The Tsimane have low levels of LDL cholesterol, but they also have relatively low levels of “good” cholesterol (HDL) – thought to be a risk factor for heart disease – though the ratio of LDL to HDL was also low. To what possible extent is the Tsimane lifestyle athero-protective? They have a diet rich in un-refined carbohydrates in the form of rice, plantain, manioc, and corn, together with wild nuts and fruits, all of which have a high fiber content. Meat protein and fats are procured by hunting wild animals and fishing and there is no intake of trans fats. But their exercise levels might also be important. Most of a typical Tsimane day, the paper reports, involves the physical activity of farming, hunting, food preparation, household chores, and parenting. The average hunt lasts more than 8 hours and covers nearly 18 kilometers, while horticultural labour includes using metal
axes to chop large areas of primary forest. Men and women spend a mean of 6–7 hours and 4–6 hours per day engaged in physical activity. They are only sedentary for 10% of a day.

This study – on a live laboratory of Amazonian tribespeople – comes to opposite conclusions to those previously arrived at by the HORUS group. They set out to try and answer the question: When in the course of human history did atherosclerosis appear? Is it a disease of lifestyle? They found significant evidence of atherosclerosis in mummies from different cultures in very different geographical regions and over several epochs of time. Mummies from ancient Egypt, riddled with arterial plaque, were likely to be from high social caste and it has been argued that these individuals would have subsisted on a diet relatively high in saturated fat in the form of domesticated cattle and sheep and fowl. But the ancient Peruvians enjoyed a more prudent diet of corn, potato, tarxi, manioc, peanut, beans, bananas and hot peppers, augmented with lean meat from Andean deer, ducks, birds and frogs; while the ancestral Pueblans were transitioning from hunter-gathering to forage-farming growing corn and squash, while relying on meat from rabbits, rodents, deer and wild sheep. The Unangans took to the sea in kayaks and their marine diet consisted of seals, sea lions, otters, whales, fish, sea urchins, shell-fish and birds – all high in unsaturated fat. However, all populations, they concluded, would have lived with a chronic load of infectious pathogens which meant a chronic inflammatory regime in their bodies which would have been consistent with accelerated atherosclerosis. They concluded that atherosclerosis was common in all pre-industrial populations studied across a wide time span of human pre-history, suggesting, they said, that the disease is an inherent component of human aging and not characteristic of any specific diet or lifestyle. Or, as team leader Randall Thompson, was quoted as saying: “I think it’s fair to say people should feel less guilty about getting heart disease in modern times. We may have oversold the idea that a healthy lifestyle can completely eliminate your risk”.

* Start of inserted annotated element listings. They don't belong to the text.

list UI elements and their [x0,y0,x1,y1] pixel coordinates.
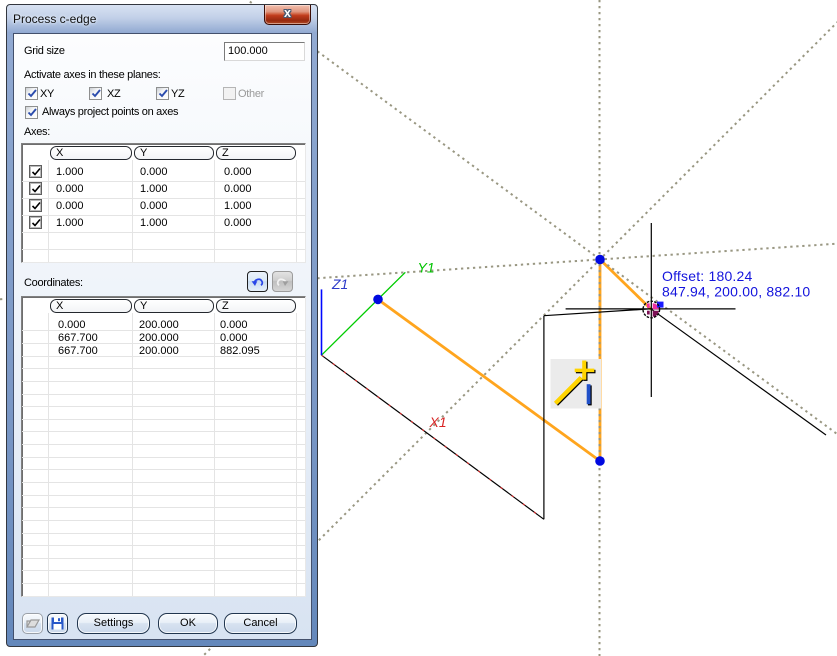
svg-text:Y1: Y1 [418,260,435,276]
svg-text:X1: X1 [429,414,447,430]
svg-text:847.94, 200.00, 882.10: 847.94, 200.00, 882.10 [662,284,810,300]
svg-text:Offset: 180.24: Offset: 180.24 [662,268,753,284]
svg-text:Z1: Z1 [331,276,348,292]
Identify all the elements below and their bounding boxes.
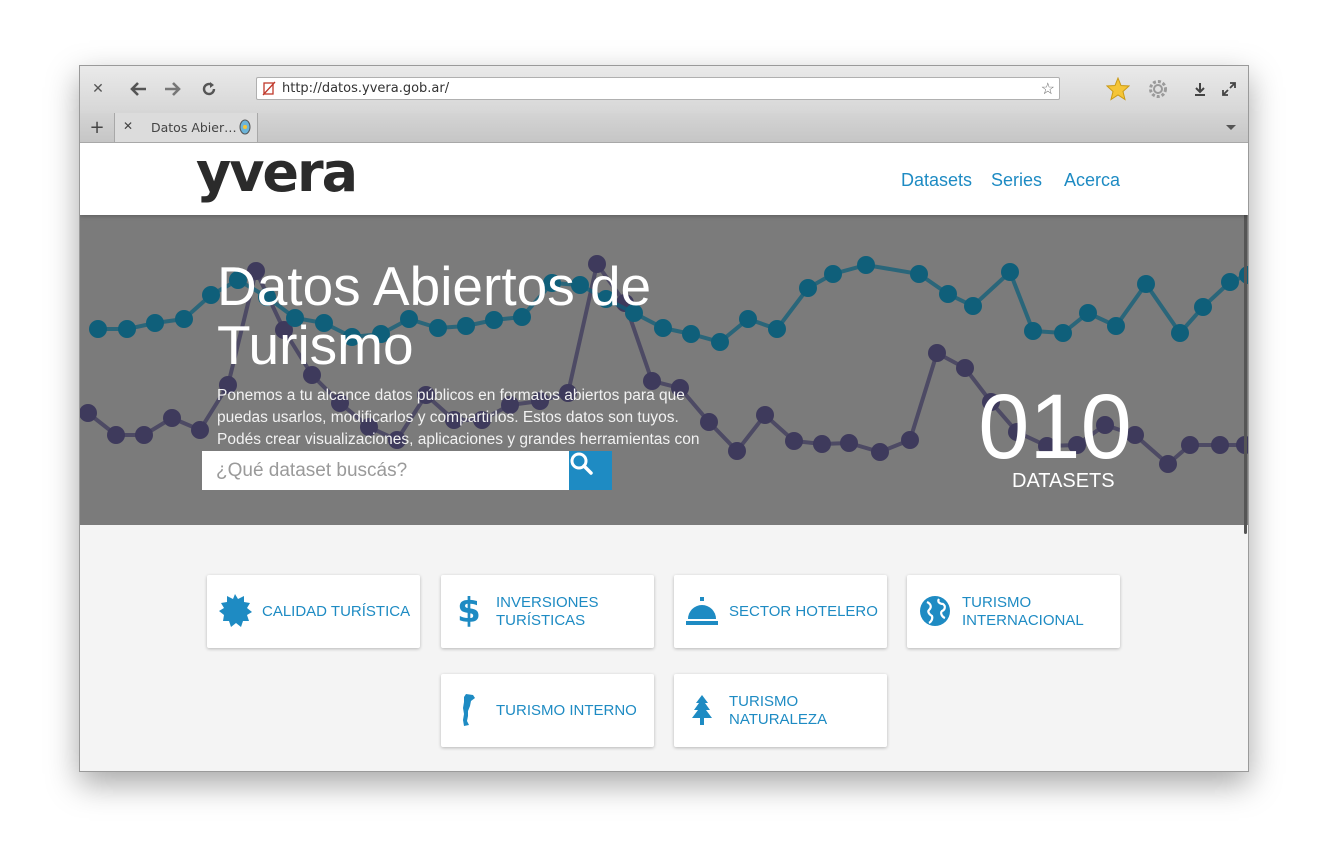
address-bar[interactable]: http://datos.yvera.gob.ar/ ☆ [256,77,1060,100]
yvera-logo[interactable]: yvera [196,143,358,204]
bookmark-star-icon[interactable]: ☆ [1041,79,1055,99]
forward-icon[interactable] [159,76,185,102]
decorative-series-dot [191,421,209,439]
browser-window: ✕ http://datos.yvera.gob.ar/ ☆ + ✕ Datos… [79,65,1249,772]
search-button[interactable] [569,451,612,490]
settings-gear-icon[interactable] [1145,76,1171,102]
decorative-series-dot [857,256,875,274]
datasets-count-label: DATASETS [1012,470,1115,492]
decorative-series-dot [813,435,831,453]
decorative-series-dot [739,310,757,328]
decorative-series-dot [840,434,858,452]
category-card-inversiones-turisticas[interactable]: $ INVERSIONES TURÍSTICAS [441,575,654,648]
decorative-series-dot [175,310,193,328]
decorative-series-dot [964,297,982,315]
decorative-series-dot [768,320,786,338]
insecure-icon [262,81,276,101]
nav-link-series[interactable]: Series [991,170,1042,191]
tab-datos-abiertos[interactable]: ✕ Datos Abier… [114,113,258,142]
tab-title: Datos Abier… [151,120,237,135]
tree-icon [684,692,720,728]
badge-icon [217,593,253,629]
decorative-series-dot [1211,436,1229,454]
back-icon[interactable] [126,76,152,102]
category-label: INVERSIONES TURÍSTICAS [496,593,599,629]
decorative-series-dot [1107,317,1125,335]
decorative-series-dot [1137,275,1155,293]
decorative-series-dot [1079,304,1097,322]
category-card-turismo-internacional[interactable]: TURISMO INTERNACIONAL [907,575,1120,648]
category-card-calidad-turistica[interactable]: CALIDAD TURÍSTICA [207,575,420,648]
category-label: SECTOR HOTELERO [729,602,878,620]
url-text: http://datos.yvera.gob.ar/ [282,81,450,96]
favorites-icon[interactable] [1105,76,1131,102]
site-header: yvera Datasets Series Acerca [80,143,1248,215]
reload-icon[interactable] [196,76,222,102]
category-label: TURISMO INTERNO [496,701,637,719]
close-window-icon[interactable]: ✕ [85,76,111,102]
decorative-series-dot [1159,455,1177,473]
category-label: CALIDAD TURÍSTICA [262,602,411,620]
tab-list-chevron-down-icon[interactable] [1218,115,1244,141]
fullscreen-icon[interactable] [1216,76,1242,102]
decorative-series-dot [107,426,125,444]
dataset-search-input[interactable] [202,451,569,490]
globe-icon [917,593,953,629]
decorative-series-dot [1024,322,1042,340]
download-icon[interactable] [1187,76,1213,102]
close-tab-icon[interactable]: ✕ [123,119,133,133]
category-card-turismo-interno[interactable]: TURISMO INTERNO [441,674,654,747]
nav-link-datasets[interactable]: Datasets [901,170,972,191]
decorative-series-dot [871,443,889,461]
datasets-count: 010 [978,376,1132,478]
tab-bar: + ✕ Datos Abier… [80,113,1248,143]
browser-toolbar: ✕ http://datos.yvera.gob.ar/ ☆ [80,66,1248,114]
decorative-series-dot [799,279,817,297]
page-viewport: yvera Datasets Series Acerca Datos Abier… [80,143,1248,771]
decorative-series-dot [756,406,774,424]
hotel-bell-icon [684,593,720,629]
category-label: TURISMO NATURALEZA [729,692,828,728]
search-icon [570,452,593,475]
decorative-series-dot [1221,273,1239,291]
decorative-series-dot [1181,436,1199,454]
nav-link-acerca[interactable]: Acerca [1064,170,1120,191]
hero-banner: Datos Abiertos de Turismo Ponemos a tu a… [80,215,1248,525]
decorative-series-dot [939,285,957,303]
decorative-series-dot [956,359,974,377]
decorative-series-dot [118,320,136,338]
decorative-series-dot [1194,298,1212,316]
decorative-series-dot [163,409,181,427]
new-tab-icon[interactable]: + [84,114,110,140]
decorative-series-dot [135,426,153,444]
decorative-series-dot [146,314,164,332]
decorative-series-dot [1001,263,1019,281]
decorative-series-dot [928,344,946,362]
hero-title: Datos Abiertos de Turismo [217,255,652,376]
decorative-series-dot [785,432,803,450]
category-label: TURISMO INTERNACIONAL [962,593,1084,629]
hero-description: Ponemos a tu alcance datos públicos en f… [217,387,700,448]
decorative-series-dot [89,320,107,338]
decorative-series-dot [1054,324,1072,342]
decorative-series-dot [824,265,842,283]
decorative-series-dot [901,431,919,449]
decorative-series-dot [728,442,746,460]
argentina-map-icon [451,692,487,728]
category-card-turismo-naturaleza[interactable]: TURISMO NATURALEZA [674,674,887,747]
favicon-icon [239,119,251,140]
decorative-series-dot [910,265,928,283]
category-card-sector-hotelero[interactable]: SECTOR HOTELERO [674,575,887,648]
decorative-series-dot [1171,324,1189,342]
dollar-icon: $ [457,591,481,631]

The Tsimane study finds the HORUS group singing a different tune and falling into line with the THLHP. Leaving us to ponder whether the Tsimane represent a recipe for athero-protection that is generalisable to us all, or whether for some un-identified reason – the importance of low LDL or a quirk of genetics – they are a medical anomaly. The authors of this paper recognise the limitations of their study – it is unable to determine the weight or positive interaction between the number of mechanisms by which the Tsimane seem to be protected against coronary artery disease. Numerous potential explanations exist, they say, and might relate to coronary artery disease risk factors, subsistence lifestyle, genetics, and inflammation or immune regulation. Nevertheless, the team concludes that their findings suggest that coronary atherosclerosis can be avoided in most people by achieving a lifetime with low LDL, very low blood pressure, low glucose, normal BMI, no smoking, and plenty of physical activity. The relative contributions of each are still to be determined. In the modern Western world this is going to be much easier said than done!